Walking into a new codebase: tips

scrottie on 2010-06-02T07:14:31

Find out where the cache is. Rig tests or a test script to delete it before each run.

Make a file with the commands necessary to reinitialize the database to a known good state. Make that an optional step in running the tests.

Use the test suite as docs to find out which APIs are important and how they're used.

Use the debugger to figure out which cross section of the code runs for a given task. Step through with a mixture of 'n' (next statement) and 's' (single step including stepping into function/method calls). As you trace through execution, you'll learn which utility subroutines can safely be taken for granted and skipped over. Note which tables data gets stuffed into and pulled from.

Strategically pop over to another window and inspect database tables while in the middle of single stepping.

Write SQL queries to inspect database state. Even if you like DBIx::Class, it's handy to be able to simply write "select count(*) from foo group by state order by state desc" and other things.
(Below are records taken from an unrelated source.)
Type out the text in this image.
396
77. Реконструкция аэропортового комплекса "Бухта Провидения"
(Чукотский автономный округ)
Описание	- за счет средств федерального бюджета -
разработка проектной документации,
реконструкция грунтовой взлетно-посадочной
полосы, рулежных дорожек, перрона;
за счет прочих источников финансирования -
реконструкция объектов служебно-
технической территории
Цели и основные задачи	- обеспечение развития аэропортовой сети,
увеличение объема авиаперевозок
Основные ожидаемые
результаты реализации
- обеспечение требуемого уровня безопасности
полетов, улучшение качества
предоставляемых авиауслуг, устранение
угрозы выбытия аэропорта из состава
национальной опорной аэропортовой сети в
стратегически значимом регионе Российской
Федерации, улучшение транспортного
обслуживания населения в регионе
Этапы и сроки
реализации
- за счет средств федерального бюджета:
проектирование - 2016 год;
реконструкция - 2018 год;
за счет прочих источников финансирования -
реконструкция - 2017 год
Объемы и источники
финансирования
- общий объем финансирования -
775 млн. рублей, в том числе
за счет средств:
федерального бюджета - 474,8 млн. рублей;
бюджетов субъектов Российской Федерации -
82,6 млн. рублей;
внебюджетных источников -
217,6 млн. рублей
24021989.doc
If tests don't already inspect the tables for the correct left state, add tests that do. The utility queries will start life in a notebook or scratch file, get refined, then maybe wind up in a stub .pl, but don't stop there. Add them to the tests. Yes, tests should only test function, not implementation, but, in one sense, the API is probably just a database diddler with sideeffects, and its correct operation could be specified as not mucking up the database.

Get the code running on your local machine -- that should go without saying. Mock services, APIs, commands, and whatever is necessary to get the core code to run. Mock stuff until you get the code passing tests again and then start modifying the code. From one project, I have a mock implementation of a Vegas slot machine. My cow-orker and I referred to it affectionately as "ASCII Slots". It handshook, spoke XML over SSL, had a credit meter, tilted on protocol violations, and the whole nine yards. Furthermore, it could be told to abuse the client with a string of simulated network errors including every possible scenario for the connection having gone away after a packet was sent but before it was received, including for packet acknowledgments.

Before you start work, run the test harness piped into a file. After work, pipe it into a different file and diff it, or add the first one to git and let git show you what tests have started passing/failing when you do 'git diff'.

Comment the source code you're working on with questions, speculation, and so on. This will help you find stuff you were looking at by way of 'git diff'. You can always checkout HEAD on that file to get rid of it or else just delete the comment, but you may find that the comments you write to yourself as notes while you're exploring the code have lasting value.

Similarly to saving test harness output, save full program traces created with perl -d:Trace t/Whatever.t. Trace again later and diff it if you find that an innocent seeming change causes later tests to break. This can dig up the turning point where one datum value causes a while/if to take a different route.

If execution takes a route that it shouldn't have and meanders for a while before actually blowing up, add a sanity check earlier on.

-scott